FEA will only give you stress for a given input force/load. It is also dependent on how you model the joint. Clearly there needs to be a gap for assembly, so is there a glue or weld? That complicates FEA in how those stress risers are applied. Once you have a stress from FEA, you then need to know how the load is going to be applied over time, and then you need to know how the material will handle the load over time. While material properties of carbon fiber are pretty well understood, whatever bonding process is not. In my world steel plates are easy but as soon as you throw a weld into the mix it gets a lot more complicated.
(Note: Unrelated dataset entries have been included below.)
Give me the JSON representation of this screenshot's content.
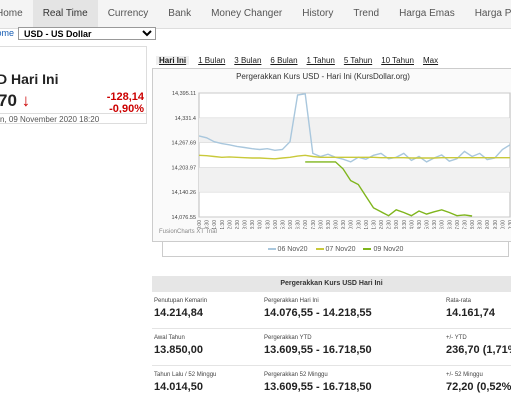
{
  "nav": {
    "items": [
      {
        "label": "Home"
      },
      {
        "label": "Real Time"
      },
      {
        "label": "Currency"
      },
      {
        "label": "Bank"
      },
      {
        "label": "Money Changer"
      },
      {
        "label": "History"
      },
      {
        "label": "Trend"
      },
      {
        "label": "Harga Emas"
      },
      {
        "label": "Harga Perak"
      }
    ]
  },
  "breadcrumb": {
    "home": "Home",
    "select_value": "USD - US Dollar"
  },
  "summary": {
    "title": "D Hari Ini",
    "value": "70",
    "change_abs": "-128,14",
    "change_pct": "-0,90%",
    "date": "n, 09 November 2020 18:20"
  },
  "tabs": [
    "Hari Ini",
    "1 Bulan",
    "3 Bulan",
    "6 Bulan",
    "1 Tahun",
    "5 Tahun",
    "10 Tahun",
    "Max"
  ],
  "chart_data": {
    "type": "line",
    "title": "Pergerakkan Kurs USD - Hari Ini (KursDollar.org)",
    "yticks": [
      "14,395.11",
      "14,331.4",
      "14,267.69",
      "14,203.97",
      "14,140.26",
      "14,076.55"
    ],
    "ylim": [
      14076.55,
      14395.11
    ],
    "x": [
      "00:00",
      "00:30",
      "01:00",
      "01:30",
      "02:00",
      "02:30",
      "03:00",
      "03:30",
      "04:00",
      "04:30",
      "05:00",
      "05:30",
      "06:00",
      "06:30",
      "07:00",
      "07:30",
      "08:00",
      "08:30",
      "09:00",
      "09:30",
      "10:00",
      "10:30",
      "11:00",
      "11:30",
      "12:00",
      "12:30",
      "13:00",
      "13:30",
      "14:00",
      "14:30",
      "15:00",
      "15:30",
      "16:00",
      "16:30",
      "17:00",
      "17:30",
      "18:00",
      "18:30",
      "19:00",
      "19:30",
      "20:00",
      "20:30"
    ],
    "series": [
      {
        "name": "06 Nov20",
        "color": "#a9c7dd",
        "values": [
          14285,
          14280,
          14270,
          14265,
          14262,
          14258,
          14255,
          14252,
          14250,
          14252,
          14248,
          14250,
          14270,
          14390,
          14393,
          14240,
          14232,
          14238,
          14230,
          14225,
          14218,
          14230,
          14225,
          14235,
          14240,
          14226,
          14230,
          14240,
          14222,
          14232,
          14218,
          14228,
          14236,
          14220,
          14226,
          14245,
          14232,
          14240,
          14224,
          14228,
          14250,
          14262
        ]
      },
      {
        "name": "07 Nov20",
        "color": "#c9c93a",
        "values": [
          14235,
          14234,
          14232,
          14230,
          14231,
          14230,
          14229,
          14228,
          14228,
          14227,
          14226,
          14228,
          14230,
          14233,
          14235,
          14232,
          14230,
          14230,
          14230,
          14230,
          14230,
          14230,
          14230,
          14230,
          14229,
          14229,
          14229,
          14229,
          14228,
          14228,
          14228,
          14228,
          14229,
          14229,
          14229,
          14229,
          14229,
          14229,
          14229,
          14229,
          14229,
          14229
        ]
      },
      {
        "name": "09 Nov20",
        "color": "#7fb51c",
        "values": [
          null,
          null,
          null,
          null,
          null,
          null,
          null,
          null,
          null,
          null,
          null,
          null,
          null,
          null,
          14218,
          14218,
          14218,
          14218,
          14218,
          14200,
          14170,
          14160,
          14130,
          14100,
          14090,
          14080,
          14095,
          14088,
          14080,
          14092,
          14084,
          14090,
          14095,
          14088,
          14080,
          14082,
          14079,
          null,
          null,
          null,
          null,
          null
        ]
      }
    ],
    "footer": "FusionCharts XT Trial"
  },
  "table": {
    "header": "Pergerakkan Kurs USD Hari Ini",
    "rows": [
      [
        {
          "label": "Penutupan Kemarin",
          "value": "14.214,84"
        },
        {
          "label": "Pergerakkan Hari Ini",
          "value": "14.076,55 - 14.218,55"
        },
        {
          "label": "Rata-rata",
          "value": "14.161,74"
        }
      ],
      [
        {
          "label": "Awal Tahun",
          "value": "13.850,00"
        },
        {
          "label": "Pergerakkan YTD",
          "value": "13.609,55 - 16.718,50"
        },
        {
          "label": "+/- YTD",
          "value": "236,70 (1,71%"
        }
      ],
      [
        {
          "label": "Tahun Lalu / 52 Minggu",
          "value": "14.014,50"
        },
        {
          "label": "Pergerakkan 52 Minggu",
          "value": "13.609,55 - 16.718,50"
        },
        {
          "label": "+/- 52 Minggu",
          "value": "72,20 (0,52%"
        }
      ]
    ]
  }
}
Here's my attempt at a free body diagram for forces. If a 200 pound person is standing stationary, that 200 pounds would be divided between both offset pieces. Summing the forces in the Z direction, the 2 offset forces have to sum to 200. I just put them each at 100 for simplicity. Where it gets more interesting is if you some the torque around the tree contact point on the bottom offset. I get that there is contact area at the tree and not just a rotation point, but in dynamics and tree variation, you probably approach a rotation point. That would mean the joint would have to support the force the person is exerting on it during a climb.
Someone feel free to shoot holes in my attempt.
Sorry for the multiple pictures. First one was rotated so I fixed that, but apparently loaded multiple in the process that I now can't remove.